Jerusalem artichokes aren't really artichokes: they're sunflowers, native to the eastern part of North America, where they were a staple food long before the Europeans showed up and took them back with them as novel delicacies. There is a lot of lore around the name, and the accepted explanation is that the "Jerusalem" bit comes from the Italian girasole, which means "sunflower," and that the "artichoke" bit comes from French explorer Samuel de Champlain's description of the tuber's flavour as being like an artichoke, although, frankly, I don't get the similarity.

So what do they taste like? Sweet, nutty, crunchy when raw (really crunchy, like, water chestnut crunchy), potato-y when cooked (although they tend to go mushy very quickly when boiled, so steaming, roasting, and pan-frying are recommended). They're really very yummy.

There are two caveats to growing Jerusalem artichokes. The first is that they are notoriously invasive, so you might not want to plant them directly in the ground.

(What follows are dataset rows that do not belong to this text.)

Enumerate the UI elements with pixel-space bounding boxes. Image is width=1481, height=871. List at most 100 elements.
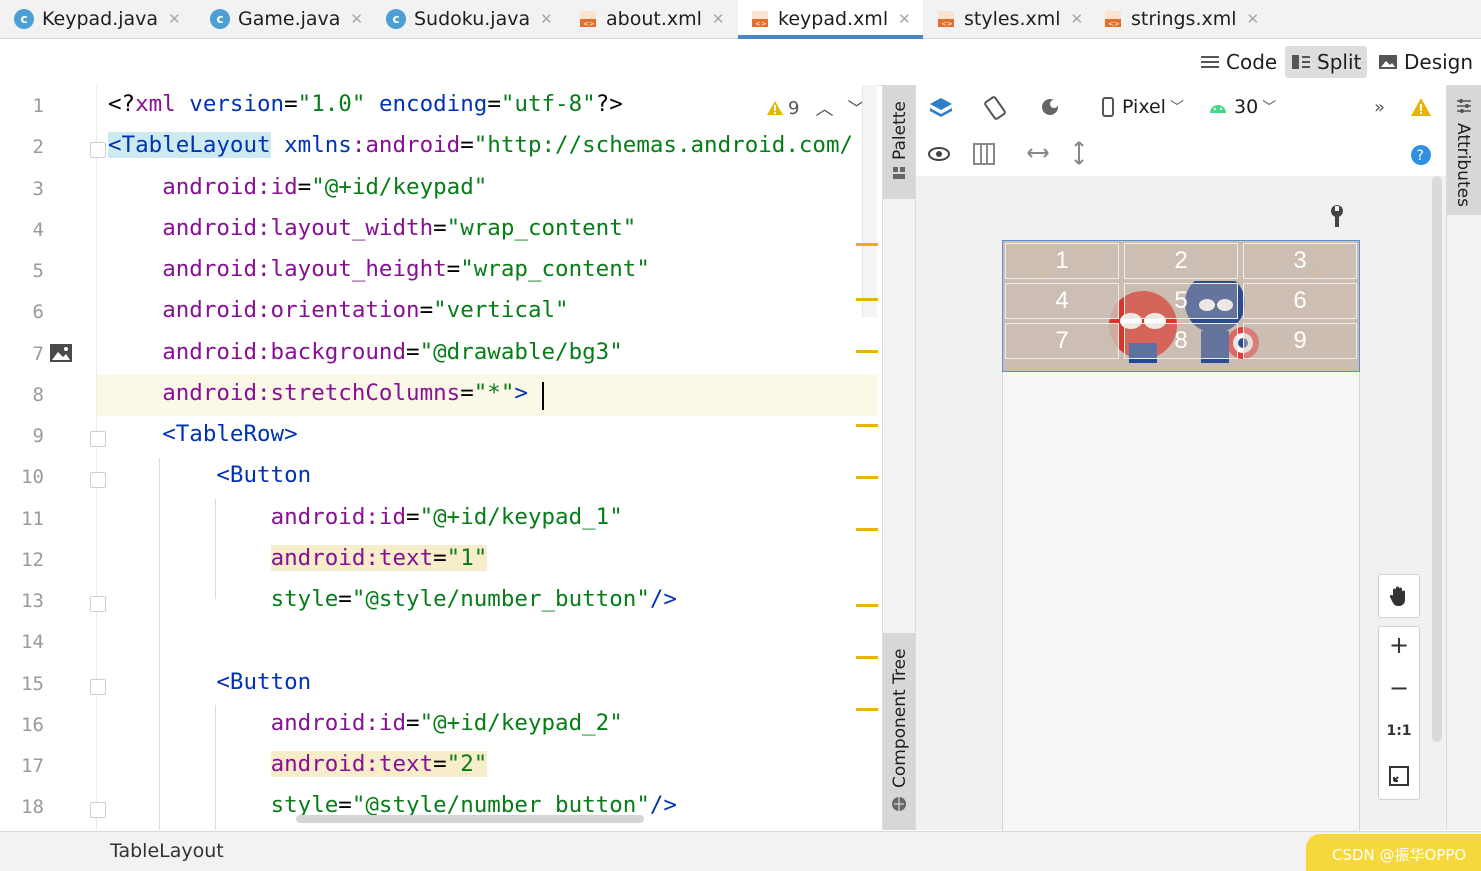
keypad-button-1[interactable]: 1 xyxy=(1005,243,1119,279)
split-view-icon xyxy=(1292,55,1310,69)
warning-stripe[interactable] xyxy=(856,298,878,301)
device-name: Pixel xyxy=(1122,96,1166,118)
horizontal-resize-icon[interactable] xyxy=(1026,144,1050,162)
code-line: <Button xyxy=(216,462,312,488)
code-line: android:layout_height="wrap_content" xyxy=(162,256,650,282)
horizontal-scrollbar[interactable] xyxy=(296,815,644,823)
api-level-selector[interactable]: 30 ﹀ xyxy=(1208,96,1276,118)
close-icon[interactable]: ✕ xyxy=(1071,10,1084,28)
overflow-chevron-icon[interactable]: » xyxy=(1374,97,1385,118)
fold-marker[interactable] xyxy=(90,142,106,158)
svg-text:<>: <> xyxy=(941,20,953,28)
warning-stripe[interactable] xyxy=(856,424,878,427)
line-number: 11 xyxy=(21,508,44,530)
palette-tab[interactable]: Palette xyxy=(883,85,915,199)
line-number: 8 xyxy=(32,384,44,406)
keypad-button-9[interactable]: 9 xyxy=(1243,323,1357,359)
zoom-in-button[interactable]: + xyxy=(1379,631,1419,659)
warning-stripe[interactable] xyxy=(856,604,878,607)
layers-icon[interactable] xyxy=(928,95,954,121)
keypad-button-2[interactable]: 2 xyxy=(1124,243,1238,279)
keypad-button-7[interactable]: 7 xyxy=(1005,323,1119,359)
device-selector[interactable]: Pixel ﹀ xyxy=(1102,96,1184,118)
fold-marker[interactable] xyxy=(90,431,106,447)
editor-scrollbar[interactable] xyxy=(862,85,877,317)
close-icon[interactable]: ✕ xyxy=(540,10,553,28)
java-class-icon: c xyxy=(386,9,406,29)
chevron-down-icon: ﹀ xyxy=(1262,100,1277,116)
keypad-button-3[interactable]: 3 xyxy=(1243,243,1357,279)
warning-icon[interactable] xyxy=(1410,97,1432,117)
globe-icon xyxy=(892,797,906,811)
fold-marker[interactable] xyxy=(90,596,106,612)
close-icon[interactable]: ✕ xyxy=(712,10,725,28)
line-number: 15 xyxy=(21,673,44,695)
warning-stripe[interactable] xyxy=(856,656,878,659)
fold-marker[interactable] xyxy=(90,802,106,818)
pan-button[interactable] xyxy=(1378,574,1420,618)
keypad-button-6[interactable]: 6 xyxy=(1243,283,1357,319)
close-icon[interactable]: ✕ xyxy=(350,10,363,28)
line-number: 16 xyxy=(21,714,44,736)
fold-marker[interactable] xyxy=(90,679,106,695)
split-mode-button[interactable]: Split xyxy=(1285,46,1368,78)
warning-stripe[interactable] xyxy=(856,476,878,479)
design-canvas[interactable]: 1 2 3 4 5 6 7 8 9 xyxy=(916,176,1446,836)
warning-stripe[interactable] xyxy=(856,350,878,353)
vertical-resize-icon[interactable] xyxy=(1070,140,1088,166)
tab-label: Sudoku.java xyxy=(414,8,531,30)
warning-stripe[interactable] xyxy=(856,243,878,246)
tab-styles-xml[interactable]: <> styles.xml ✕ xyxy=(936,0,1083,38)
attributes-tab[interactable]: Attributes xyxy=(1447,85,1481,215)
tab-sudoku-java[interactable]: c Sudoku.java ✕ xyxy=(386,0,553,38)
canvas-scrollbar[interactable] xyxy=(1432,176,1442,742)
tab-game-java[interactable]: c Game.java ✕ xyxy=(210,0,363,38)
design-mode-button[interactable]: Design xyxy=(1372,46,1479,78)
keypad-button-5[interactable]: 5 xyxy=(1124,283,1238,319)
component-tree-tab[interactable]: Component Tree xyxy=(883,633,915,830)
theme-icon[interactable] xyxy=(1038,95,1064,121)
code-editor[interactable]: 1 2 3 4 5 6 7 8 9 10 11 12 13 14 15 16 1… xyxy=(4,85,878,830)
line-number: 6 xyxy=(32,301,44,323)
keypad-button-8[interactable]: 8 xyxy=(1124,323,1238,359)
warning-stripe[interactable] xyxy=(856,708,878,711)
eye-icon[interactable] xyxy=(928,144,954,164)
tab-keypad-xml[interactable]: <> keypad.xml ✕ xyxy=(738,0,923,39)
close-icon[interactable]: ✕ xyxy=(1247,10,1260,28)
keypad-table-preview[interactable]: 1 2 3 4 5 6 7 8 9 xyxy=(1002,240,1360,372)
drawable-preview-icon[interactable] xyxy=(49,343,73,363)
warning-count: 9 xyxy=(788,97,800,119)
wrench-icon[interactable] xyxy=(1328,204,1346,228)
code-line: <TableRow> xyxy=(162,421,298,447)
breadcrumb[interactable]: TableLayout xyxy=(110,840,224,862)
status-bar: TableLayout CSDN @振华OPPO xyxy=(0,831,1481,871)
tab-about-xml[interactable]: <> about.xml ✕ xyxy=(578,0,724,38)
close-icon[interactable]: ✕ xyxy=(168,10,181,28)
line-number: 17 xyxy=(21,755,44,777)
warning-stripe[interactable] xyxy=(856,528,878,531)
tab-keypad-java[interactable]: c Keypad.java ✕ xyxy=(14,0,181,38)
sliders-icon xyxy=(1457,99,1471,113)
watermark-badge: CSDN @振华OPPO xyxy=(1306,834,1481,871)
actual-size-button[interactable]: 1:1 xyxy=(1379,723,1419,739)
tab-strings-xml[interactable]: <> strings.xml ✕ xyxy=(1103,0,1259,38)
code-line: <?xml version="1.0" encoding="utf-8"?> xyxy=(108,91,623,117)
fit-screen-icon[interactable] xyxy=(1388,765,1410,787)
view-mode-bar: Code Split Design xyxy=(4,39,1481,86)
tab-label: about.xml xyxy=(606,8,702,30)
zoom-out-button[interactable]: − xyxy=(1379,674,1419,702)
inspection-widget[interactable]: 9 ︿ ﹀ xyxy=(766,95,865,121)
svg-text:?: ? xyxy=(1417,148,1424,164)
close-icon[interactable]: ✕ xyxy=(898,10,911,28)
tab-label: styles.xml xyxy=(964,8,1061,30)
previous-highlight-icon[interactable]: ︿ xyxy=(815,95,833,121)
code-lines-icon xyxy=(1201,56,1219,68)
fold-marker[interactable] xyxy=(90,472,106,488)
line-number: 14 xyxy=(21,631,44,653)
line-number: 4 xyxy=(32,219,44,241)
orientation-icon[interactable] xyxy=(982,95,1008,121)
blueprint-icon[interactable] xyxy=(972,142,996,166)
keypad-button-4[interactable]: 4 xyxy=(1005,283,1119,319)
help-icon[interactable]: ? xyxy=(1410,144,1432,166)
code-mode-button[interactable]: Code xyxy=(1194,46,1283,78)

Apparently, even the smallest bit of tuber left behind will sprout again, which is all fine and good if you have the time and energy and wherewithal to dig them up year after year until the end of time, but if you move, the next people to inhabit your garden might be less than impressed. The second is that Jerusalem artichokes are sunflowers, and sunflowers can suck a lot of lead out of your soil, so if you live in an area with dodgy dirt, you might want to grow them in a container. I tried to come up with some kind of cool planter option last year, but as the spring crept on I ran out of time, and just flung a bag of soil on the ground, cut a big hole in the top and some drainage holes around the bottom, and stuck my seed tubers down in it. The yield wasn't huge, but since I had them in close quarters, in a shady spot, during the most miserable summer in recent memory, I'm impressed they did anything at all, really. This year, my husband and I are going to dig a trench for them and line it with something they can't get out of, in an area of the yard where they'll get more sunlight, and where they'll have a bit more space to spread their roots.

Oh, there's a caveat to eating them, too: apparently some people have a hard time digesting them, and thus the tubers have earned the nickname "fartichokes." Ahem. Now, I can report that I have had no such reaction, and I am very happy about that. British garden writer Alys Fowler solves the wind problem by cooking her Jerusalem artichokes with winter savory. I may have escaped a gassy fate through my negligence: I've read that leaving them in the ground for a hard frost or two helps them convert the troubling carbs, making digestion easier. A full winter of freeze and thaw seems to have sorted them out nicely.

Jerusalem artichokes can grow quite tall - over 20 feet in warmer climes, but easily six or eight feet here. Mine didn't flower last year (no sun, no sunflowers), but the flowers are cheerful and yellow when they do appear. They attract all kinds of helpful insect friends. They're so pretty, actually, that Monet painted them. The variety I grew is called Passamaquoddy Potatoes from Hope Seeds, but unfortunately they're not available this year. If you can get your hands on some Jerusalem artichokes from a local grower, I suggest you toss a few in some good soil and see what happens. Come springtime, you may well be thanking yourself.